In his lively and thoroughly engaging style, Rackham explores woodlands and their history, through names, surveys, mapping and legal documents, archeology, photographs and works of art, thus offering an utterly compelling insight into British woodlands and how they have come to shape a national obsession.

Oliver Rackham has been a great champion for real woods and against the endless postwar conifer plantations – a campaign now largely won. Here he is writing not as a conservationist, but simply to share his prodigious knowledge of woods and trees with the reader.

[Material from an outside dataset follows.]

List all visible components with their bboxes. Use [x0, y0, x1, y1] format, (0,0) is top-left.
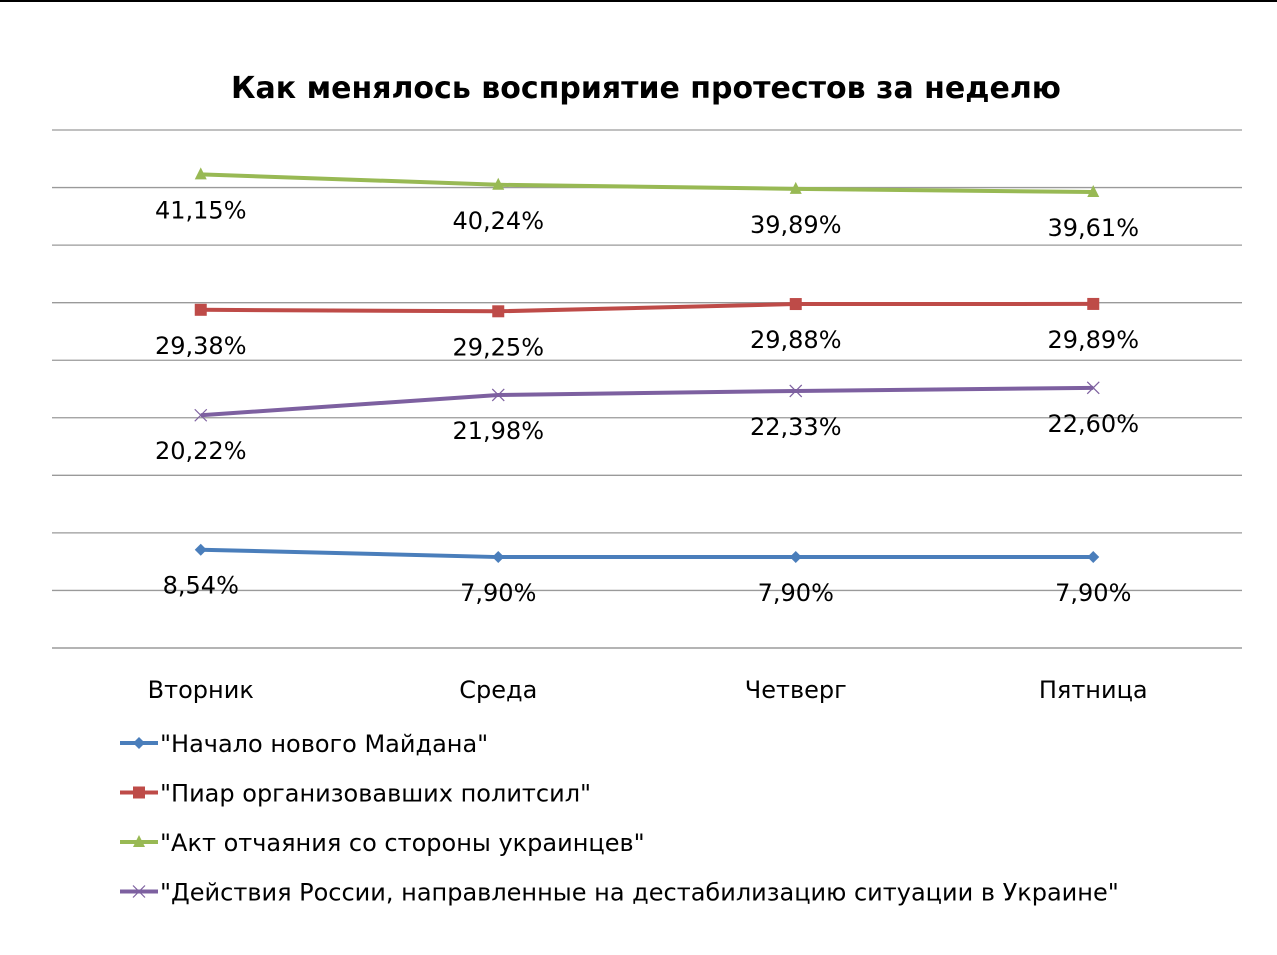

Rackham, as far as I can ascertain, really knows his subject as regards to woodlands and woodland management and it is refreshing to see and be able to read material such as this.

When the Woodland Trust, however, waffles in their review of the book about restoration of ancient woods and creation of new woods is vital to creating a countryside which is more sympathetic to woodland wildlife, and which delivers benefits to society I would like them to actually show me the “ancient woodlands” that they are referring to.

There are no woodlands in Britain that have never been touched by the hand of man and it is the stupidity of statements such as that that currently may lose us 1,000s of coppice trees in the West Country that are about a millennium old.

Many misguided people have caused working of those woods to stop “ because of the need to restore those to ancient woodlands” not considering the fact that those woodlands had been working coppice woods for the last two thousand years or more.

We must work the woods once again and use them as a renewable resource and not as something just to sit there.

A younger growing tree is more beneficial as carbon sequester too that is an ancient one and with proper renewal such woodlands will reproduce for millenniums to come. Time everyone, and especially the self-proclaimed experts and advocates of the “ancient woodland” began to understand that.

Leaving dead wood on the forest floor is doing no one good either. The so-called habitat piles are – in reality – nothing but bad forestry practice and lead to fire ladders, harbor diseases and the decaying wood not just releases the CO2 the tree had stored during its lifetime but also the much more dangerous greenhouse gas of methane.

Much, much better to actually make the wood into something, especially by means of woodland crafts, from the bodger to other users. Even using that wood that cannot be used for crafts and industry as firewood is better than having it rot down out there in the forest.

Far too long have we allowed our woodland workers to die a slow death. It is time that we, once again, supported them and their products and also encouraged new life into the woodlands by bringing in young people to learn the crafts and skills that, in the not too distant future will once again be as needed as they were before the Second World War.